Ambientato a Catania, tra Librino e San Berillo, Malarazza è la storia di una giovane madre, Rosaria (Stella Egitto), moglie di un esponente in declino di una nota famiglia mafiosa, Tommasino Malarazza (David Cocco), che sogna per suo figlio adolescente Antonino (Antonino Frasca Spada) un futuro diverso da quello del padre. Ripetutamente maltrattata e umiliata dal marito, Rosaria scappa di casa con suo figlio e si rifugia dal fratello Franco (Paolo Briguglia), travestito dedito alla prostituzione. Ma Tommasino Malarazza non può lasciare impunito l’atto della donna, così chiede alla comunità criminale di ostracizzare sua moglie e di punirne il fratello, legato a sua volta al boss emergente Pietro detto “U Porcu” (Cosimo Cotraro).
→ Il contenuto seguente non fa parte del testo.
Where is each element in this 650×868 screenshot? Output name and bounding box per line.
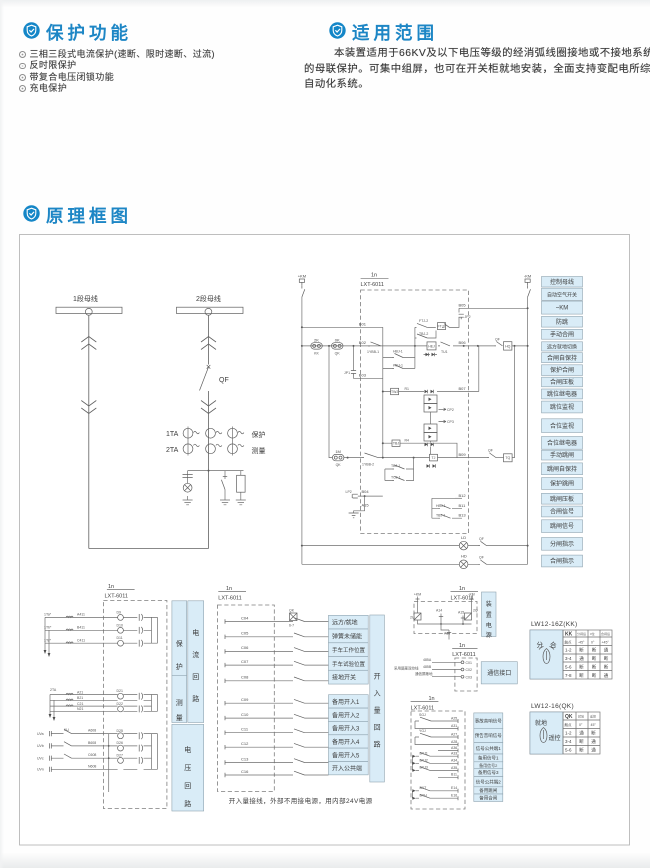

Si innesca, quindi, una spirale di violenza che avrà conseguenze drammatiche.
Malarazza, secondo lungometraggio del regista Giovanni Virgilio, è un viaggio oscuro nel mondo disperato e corrotto delle periferie catanesi.
Un’opera all’insegna del “verismo” (non a caso il titolo richiama I Malavoglia di Verga), come afferma l’autore, che ci sbatte in faccia la crudezza della vita in quegli anonimi agglomerati di casermoni, che costituisce il lato più truce di un Sud maltrattato e piegato.
Virgilio non ha paura di metterci di fronte a un’evidenza che è più facile non vedere: ci spinge, quindi, a riflettere e a chiederci il perché, mostrandoci una Catania che vuole svegliarsi e cambiare (personificata da Rosaria), ma che, nonostante gli sforzi, è destinata alla più infausta disillusione.
I personaggi di Malarazza sono dei vinti abbandonati a se stessi dallo Stato e dalla legge, degli umiliati nelle speranze e nei sentimenti, dati in sorte al crimine e ai suoi rituali, dai quali sono perennemente circondati.
Malarazza diviene quindi la parabola dolente di un’umanità ferita e messa ai margini, a cui dà vigore e credibilità un cast di notevole talento. Stella Egitto porta in scena con grande efficacia il supplizio di una donna e di una madre che, nonostante tutto, ha la forza di lottare per suo figlio, cercando il riscatto da errori del passato e aggrappandosi alla speranza di un possibile cambiamento. Paolo Briguglia interpreta con intensità un ruolo non facile, sfuggendo agli stereotipi; Cosimo Coltraro rende sfaccettato un personaggio fratturato tra apparenza e intimità.
Un ruolo decisivo riveste la composita colonna sonora, composta da Giuliano Fondacaro: si passa infatti dal rap, al neomelodico, alla bossanova. Da segnalare, il pezzo “O pensamento de voc”, cantato da Arisa in portoghese, e “Malarazza” di Domenico Modugno, riscritto da Mirko Miro in versione rap.
Un cinema di denuncia fieramente autoriale e indipendente, da proteggere e promuovere.